En attendant que ce dispositif voit le jour, les industries lésées peuvent déposer des requêtes auprès du ministère qui s’attellera à la réalisation des enquêtes afin de prouver les graves préjudices qu’elles subissent. « Si l’enquête prouve qu’une filière industrielle est réellement menacée par les importations, les autorités compétentes émettent des recommandations qui seront transmises à l’OMC.  Les instruments de défense seront, ainsi, activés même en présence d’accord de libre-échange avec d’autres pays ou espace économique.

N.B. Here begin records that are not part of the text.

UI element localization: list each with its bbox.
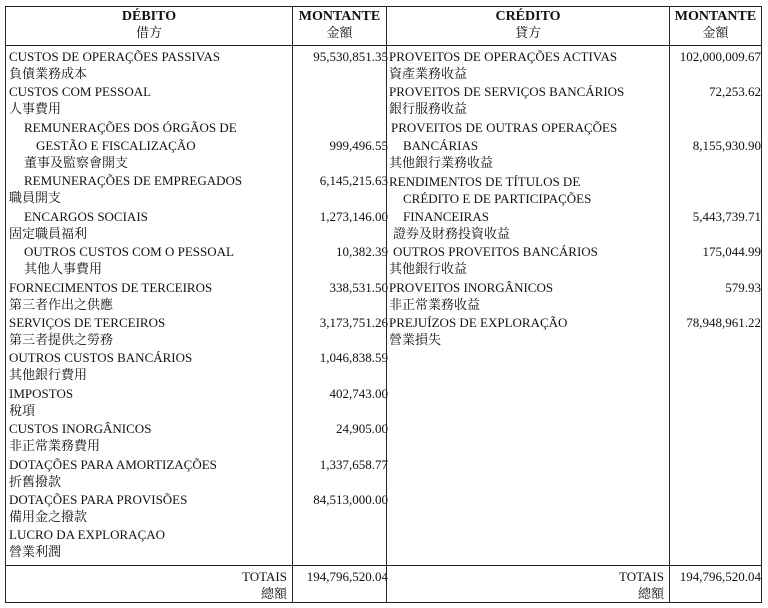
credit-item-amount: 102,000,009.67 [679,49,761,64]
credit-table [386,6,762,603]
debit-item-amount: 1,046,838.59 [319,350,388,365]
debit-item-amount: 1,337,658.77 [319,457,388,472]
credit-title-cell [387,9,669,41]
credit-amount-title: MONTANTE [674,9,757,24]
debit-header [6,7,386,46]
debit-item-amount: 24,905.00 [336,421,388,436]
debit-item-line: ENCARGOS SOCIAIS [24,209,148,224]
credit-item-line: OUTROS PROVEITOS BANCÁRIOS [393,244,598,259]
debit-total-divider [6,565,386,566]
credit-item-line: PROVEITOS DE SERVIÇOS BANCÁRIOS [389,84,625,99]
credit-item-amount: 8,155,930.90 [692,138,761,153]
debit-item-line: CUSTOS COM PESSOAL [9,84,152,99]
credit-item-amount: 78,948,961.22 [686,315,761,330]
debit-item-line-cn: 人事費用 [9,101,62,116]
credit-item-line: BANCÁRIAS [403,138,479,153]
credit-item-line-cn: 其他銀行收益 [389,261,468,276]
debit-item-line: LUCRO DA EXPLORAÇAO [9,527,166,542]
credit-item-amount: 72,253.62 [709,84,761,99]
credit-total-label-cn: 總額 [637,586,664,601]
debit-item-line-cn: 職員開支 [9,190,62,205]
credit-item-amount: 5,443,739.71 [692,209,761,224]
debit-title-cell [6,9,292,41]
debit-item-line: GESTÃO E FISCALIZAÇÃO [36,138,196,153]
credit-total-amount: 194,796,520.04 [679,569,761,584]
credit-item-line-cn: 營業損失 [389,332,442,347]
debit-item-line: CUSTOS INORGÂNICOS [9,421,152,436]
credit-item-line-cn: 其他銀行業務收益 [389,155,494,170]
debit-total-label-block [6,568,287,602]
debit-title: DÉBITO [121,9,177,24]
debit-item-amount: 999,496.55 [329,138,388,153]
credit-total-label: TOTAIS [619,569,664,584]
debit-item-line: REMUNERAÇÕES DE EMPREGADOS [24,173,243,188]
debit-item-line-cn: 非正常業務費用 [9,438,101,453]
debit-item-line: REMUNERAÇÕES DOS ÓRGÃOS DE [24,120,237,135]
credit-total-divider [387,565,761,566]
debit-item-line-cn: 固定職員福利 [9,226,88,241]
credit-item-line: PROVEITOS INORGÂNICOS [389,280,554,295]
debit-total-label: TOTAIS [242,569,287,584]
debit-item-amount: 3,173,751.26 [319,315,388,330]
credit-item-line: CRÉDITO E DE PARTICIPAÇÕES [403,191,592,206]
debit-item-line-cn: 其他人事費用 [24,261,103,276]
debit-title-cn: 借方 [135,25,162,40]
debit-column-divider [292,7,293,602]
debit-item-line-cn: 營業利潤 [9,544,62,559]
debit-total-label-cn: 總額 [260,586,287,601]
credit-title-cn: 貸方 [514,25,541,40]
debit-item-line: IMPOSTOS [9,386,74,401]
debit-item-line-cn: 第三者作出之供應 [9,297,114,312]
credit-item-line: FINANCEIRAS [403,209,489,224]
credit-item-line: RENDIMENTOS DE TÍTULOS DE [389,174,581,189]
credit-amount-header [670,9,761,41]
credit-total-label-block [387,568,664,602]
credit-item-line: PREJUÍZOS DE EXPLORAÇÃO [389,315,568,330]
debit-item-amount: 402,743.00 [329,386,388,401]
credit-amount-title-cn: 金額 [702,25,729,40]
debit-item-amount: 84,513,000.00 [313,492,388,507]
credit-item-amount: 175,044.99 [702,244,761,259]
credit-column-divider [669,7,670,602]
debit-item-amount: 95,530,851.35 [313,49,388,64]
credit-item-line-cn: 資產業務收益 [389,66,468,81]
credit-item-line: PROVEITOS DE OPERAÇÕES ACTIVAS [389,49,618,64]
debit-item-amount: 1,273,146.00 [319,209,388,224]
debit-amount-title: MONTANTE [298,9,381,24]
debit-item-line: SERVIÇOS DE TERCEIROS [9,315,166,330]
credit-item-line-cn: 銀行服務收益 [389,101,468,116]
debit-item-line-cn: 第三者提供之勞務 [9,332,114,347]
debit-amount-title-cn: 金額 [326,25,353,40]
debit-item-line-cn: 負債業務成本 [9,66,88,81]
debit-table [5,6,387,603]
debit-total-amount: 194,796,520.04 [306,569,388,584]
debit-item-line-cn: 董事及監察會開支 [24,155,129,170]
debit-item-line: FORNECIMENTOS DE TERCEIROS [9,280,213,295]
debit-item-line-cn: 其他銀行費用 [9,367,88,382]
credit-item-line: PROVEITOS DE OUTRAS OPERAÇÕES [391,120,618,135]
debit-item-amount: 10,382.39 [336,244,388,259]
debit-item-line: DOTAÇÕES PARA PROVISÕES [9,492,188,507]
credit-header [387,7,761,46]
debit-item-line: OUTROS CUSTOS BANCÁRIOS [9,350,193,365]
debit-item-line: CUSTOS DE OPERAÇÕES PASSIVAS [9,49,221,64]
debit-amount-header [293,9,386,41]
debit-item-line-cn: 稅項 [9,403,36,418]
credit-title: CRÉDITO [495,9,561,24]
debit-item-line-cn: 備用金之撥款 [9,509,88,524]
debit-item-line: OUTROS CUSTOS COM O PESSOAL [24,244,234,259]
debit-item-line-cn: 折舊撥款 [9,474,62,489]
credit-item-line-cn: 證券及財務投資收益 [393,226,511,241]
debit-item-amount: 6,145,215.63 [319,173,388,188]
debit-item-amount: 338,531.50 [329,280,388,295]
credit-item-line-cn: 非正常業務收益 [389,297,481,312]
credit-item-amount: 579.93 [725,280,761,295]
debit-item-line: DOTAÇÕES PARA AMORTIZAÇÕES [9,457,217,472]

C’est, en effet, l’avantage du dispositif. S’il a été démontré que la menace provient de cet accord, on peut recourir à des instruments, tels que la réinstauration des droits de douane ou l’imposition de quotas, à condition que  l’enquête soit réalisée conformément  aux règles de l’OMC », a souligné Borji.

Elle a ajouté, dans ce même contexte, que «dans une prochaine étape, le département du commerce extérieur  s’attellera à sensibiliser les industriels, au sujet de la défense commerciale pour les mettre au parfum de ces instruments auxquels ils peuvent recourir en cas de menace», a-t-elle ajouté.  Actuellement, deux filières viennent de déposer des  requêtes auprès du ministère, en l’occurrence l’industrie des minibus et les fabricants des ressorts d’ameublement.  Interrogée sur la politique protectionniste menée  par le ministère du Commerce, la responsable a expliqué, qu’en s’appuyant sur la  nouvelle stratégie, le département du commerce extérieur est en train d’effectuer des évaluations continues des accords commerciaux qui ont été signés avec les partenaires économiques de la Tunisie. « C’est le cas de l’accord de libre-échange avec la Turquie dont l’évaluation nous a conduit à réinstaurer  les droits de douane pour un ensemble de produits. D’ailleurs, l’article 17 de l’accord a été activé, conformément aux dispositions de la  loi de Finances 2018 », a-t-elle indiqué. 

La révision de l’accord avec la Turquie avance 

Selon les responsables du ministère du Commerce, le processus de révision de l’accord commercial avec la Turquie est bien avancé. Le directeur général de la coopération économique et commerciale au sein du ministère du Commerce, Lazher Bennour, a affirmé, à cet effet dans une déclaration accordée à La Presse, que la Tunisie est actuellement en train de peaufiner  la liste des produits de consommation qui portent préjudice à l’industrie locale ou qui participent  à l’aggravation du déficit commercial. « On ne va pas fermer la porte aux négociations avec la partie turque. Notre message est clair : si nos amis turcs veulent  faire du commerce avec la Tunisie, ils sont les bienvenus. Nous sommes un pays ouvert, nous avons des engagements à respecter au niveau bilatéral mais aussi multilatéral. Mais lorsqu’un accord porte atteinte à nos intérêts économiques et commerciaux, nous devons prendre les mesures nécessaires. Donc les investisseurs turcs sont les bienvenus. Vous êtes en train de nous vendre une pléthore de produits, alors venez investir, créer de la richesse et vous allez avoir la possibilité d’exporter vers l’Afrique à partir de la Tunisie », a-t-il affirmé.